С Коляном беседа получилась и вовсе бесполезной.
Пользуясь перекуром, он уже успел отправить кому-то сообщение и теперь ежеминутно глядел в свой старенький мобильный, не выпуская его из рук.
В какой-то момент его лицо вдруг озарила счастливая улыбка. Краем глаза Самоварова углядела на его дисплее фото совсем юной девушки с маленьким ребенком на руках.
Будучи по натуре стеснительным молчуном, особенно в обществе малознакомых людей, Колян с помощью наводящих вопросов лишь повторил сказанное Михалычем: Алина Евгеньевна с самого начала частенько появлялась на объекте вместе с Жасмин и тщательно контролировала процесс ремонта, а переехав сюда, из дома выезжала редко, и всегда на своей машине.
Охарактеризовал он ее одним словом, без эмоций: «Красивая».
Дядя Ваня как раз удивил.
Он так сильно нервничал, что его колени буквально ходили ходуном. Заметив, что Самоварова обратила на это внимание, он положил на них руки, но и это не помогло прекратить не контролируемую мозгом трясучку. При ближайшем рассмотрении, во многом благодаря своим рыжим усишкам, он был похож на пугливого, но несущего какую-то важную миссию таракана. Варвара Сергеевна, конечно, помнила, что болтала о нем Жанна: Дядя уже много лет состоял в секте свидетелей Иеговы.
В отличие от своих товарищей, он не курил, да и от кофе отказался.
– Вы что-то знаете, не так ли? – строго спросила его заметно подуставшая за это бесконечное утро Самоварова.
– Я?! – Маленькие глазки, стараясь не глядеть в лицо мучительницы, забегали то влево, то вправо. – Я ж там всегда! – махнул он рукой в глубь участка. – Мы ж робим здесь!
– Это я поняла, – вздохнула Самоварова.
Он осмелился взглянуть на нее исподлобья:
– Так я пойду?
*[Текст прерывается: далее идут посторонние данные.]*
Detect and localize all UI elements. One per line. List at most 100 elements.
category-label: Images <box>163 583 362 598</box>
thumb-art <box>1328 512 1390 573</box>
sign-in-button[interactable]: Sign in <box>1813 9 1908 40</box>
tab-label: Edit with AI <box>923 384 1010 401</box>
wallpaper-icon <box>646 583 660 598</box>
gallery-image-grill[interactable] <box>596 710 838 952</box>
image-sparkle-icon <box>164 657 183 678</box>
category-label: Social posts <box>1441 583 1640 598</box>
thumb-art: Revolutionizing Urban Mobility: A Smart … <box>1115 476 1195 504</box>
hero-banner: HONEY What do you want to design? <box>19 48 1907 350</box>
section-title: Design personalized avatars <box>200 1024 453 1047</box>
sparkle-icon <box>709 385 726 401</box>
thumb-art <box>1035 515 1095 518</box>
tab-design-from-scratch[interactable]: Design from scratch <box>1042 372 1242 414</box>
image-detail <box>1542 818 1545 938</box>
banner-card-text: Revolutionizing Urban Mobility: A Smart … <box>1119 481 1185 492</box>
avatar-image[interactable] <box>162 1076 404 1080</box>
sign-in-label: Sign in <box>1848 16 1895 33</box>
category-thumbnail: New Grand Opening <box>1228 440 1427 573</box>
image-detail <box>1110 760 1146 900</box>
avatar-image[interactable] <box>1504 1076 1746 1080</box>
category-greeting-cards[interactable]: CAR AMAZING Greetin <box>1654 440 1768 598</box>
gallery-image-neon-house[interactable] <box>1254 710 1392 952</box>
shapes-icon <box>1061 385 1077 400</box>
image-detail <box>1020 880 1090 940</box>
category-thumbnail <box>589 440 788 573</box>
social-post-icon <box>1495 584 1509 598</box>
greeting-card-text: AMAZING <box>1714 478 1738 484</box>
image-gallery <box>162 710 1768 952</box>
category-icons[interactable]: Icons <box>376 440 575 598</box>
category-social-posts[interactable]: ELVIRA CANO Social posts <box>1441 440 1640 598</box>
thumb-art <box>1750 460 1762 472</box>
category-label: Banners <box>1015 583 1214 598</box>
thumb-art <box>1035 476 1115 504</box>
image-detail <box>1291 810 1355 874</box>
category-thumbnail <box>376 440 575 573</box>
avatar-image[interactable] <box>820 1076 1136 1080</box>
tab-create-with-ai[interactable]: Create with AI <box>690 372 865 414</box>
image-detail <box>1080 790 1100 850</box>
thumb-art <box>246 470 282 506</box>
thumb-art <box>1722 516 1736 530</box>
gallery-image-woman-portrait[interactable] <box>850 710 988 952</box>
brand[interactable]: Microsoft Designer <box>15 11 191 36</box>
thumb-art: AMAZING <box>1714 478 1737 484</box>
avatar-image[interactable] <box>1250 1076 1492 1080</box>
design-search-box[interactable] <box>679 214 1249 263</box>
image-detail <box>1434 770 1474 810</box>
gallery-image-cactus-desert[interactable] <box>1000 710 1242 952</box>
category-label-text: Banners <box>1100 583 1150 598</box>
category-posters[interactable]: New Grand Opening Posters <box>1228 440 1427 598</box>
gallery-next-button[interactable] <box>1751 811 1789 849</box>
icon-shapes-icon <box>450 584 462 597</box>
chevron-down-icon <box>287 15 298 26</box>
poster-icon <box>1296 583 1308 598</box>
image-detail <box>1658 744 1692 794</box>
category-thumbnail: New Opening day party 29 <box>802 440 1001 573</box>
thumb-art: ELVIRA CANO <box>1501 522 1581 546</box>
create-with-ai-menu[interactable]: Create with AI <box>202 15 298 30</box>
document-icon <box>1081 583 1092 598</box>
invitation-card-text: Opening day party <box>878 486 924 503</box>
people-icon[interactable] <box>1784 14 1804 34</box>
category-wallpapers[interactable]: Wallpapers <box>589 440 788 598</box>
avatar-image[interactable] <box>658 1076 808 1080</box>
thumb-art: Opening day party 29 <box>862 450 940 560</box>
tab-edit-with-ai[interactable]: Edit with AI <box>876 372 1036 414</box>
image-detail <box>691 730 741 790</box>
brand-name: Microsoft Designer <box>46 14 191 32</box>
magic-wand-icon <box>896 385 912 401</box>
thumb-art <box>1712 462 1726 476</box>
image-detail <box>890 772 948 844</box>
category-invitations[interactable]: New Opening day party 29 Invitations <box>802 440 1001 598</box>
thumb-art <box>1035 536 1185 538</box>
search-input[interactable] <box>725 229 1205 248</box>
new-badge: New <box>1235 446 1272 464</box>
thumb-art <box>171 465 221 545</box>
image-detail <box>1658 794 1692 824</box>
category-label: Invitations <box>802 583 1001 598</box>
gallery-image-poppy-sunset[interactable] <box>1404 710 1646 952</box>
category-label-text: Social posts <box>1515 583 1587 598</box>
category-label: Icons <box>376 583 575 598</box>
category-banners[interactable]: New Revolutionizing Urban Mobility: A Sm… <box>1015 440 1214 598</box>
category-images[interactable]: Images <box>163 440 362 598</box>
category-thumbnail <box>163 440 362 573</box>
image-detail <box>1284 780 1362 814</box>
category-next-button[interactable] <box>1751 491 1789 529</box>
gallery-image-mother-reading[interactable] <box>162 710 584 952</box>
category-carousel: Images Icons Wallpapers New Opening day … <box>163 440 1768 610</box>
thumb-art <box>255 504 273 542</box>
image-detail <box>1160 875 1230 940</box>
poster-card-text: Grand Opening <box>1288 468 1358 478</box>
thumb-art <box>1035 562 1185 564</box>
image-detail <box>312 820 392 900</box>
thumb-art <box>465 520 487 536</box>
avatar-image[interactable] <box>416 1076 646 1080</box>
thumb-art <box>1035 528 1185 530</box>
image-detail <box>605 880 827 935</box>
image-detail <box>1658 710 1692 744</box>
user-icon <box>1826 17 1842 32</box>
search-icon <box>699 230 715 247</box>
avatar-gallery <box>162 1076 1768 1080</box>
Мене раствор мясить. Ща дожжик хлынет, знова простой будет.
– Расскажите про Алину Евгеньвну, – попросила Варвара Сергеевна. Ей давно хотелось есть, и к этому моменту, вместо голода с никотиново-кофейным привкусом, она уже чувствовала только свою полную обессиленность.
– Вона госпожа, а мы холопы, чого тут сказывать! – неожиданно категорично заявил Дядя и, унимая дрожь в коленях, накрыл их руками.
Варвара Сергеевна решила пойти ва-банк:
– Я знаю, вы что-то видели и слышали! Вы должны мне об этом рассказать. Дело серьезное. Буду с вами откровенна: никто из домочадцев не знает, куда могла отправиться Алина Евгеньевна, а самое неприятное заключается в том, что никто не знает, по ее ли воле это произошло.
Слова Самоваровой не произвели на работягу впечатления. Он лишь запустил свою грязную пятерню в затылок, с удовольствием почесал его и, будто даже слегка нападая, неожиданно бойко спросил:
– А черняву вы запитувалы? Диляру? Она ж там в доме пасэтся, иноверка! – похоже, Дядя был не так прост и быстро сообразил, что, переведя стрелки на няньку, избавит себя от тягостных расспросов.
Варвара Сергеевна неожиданно растерялась.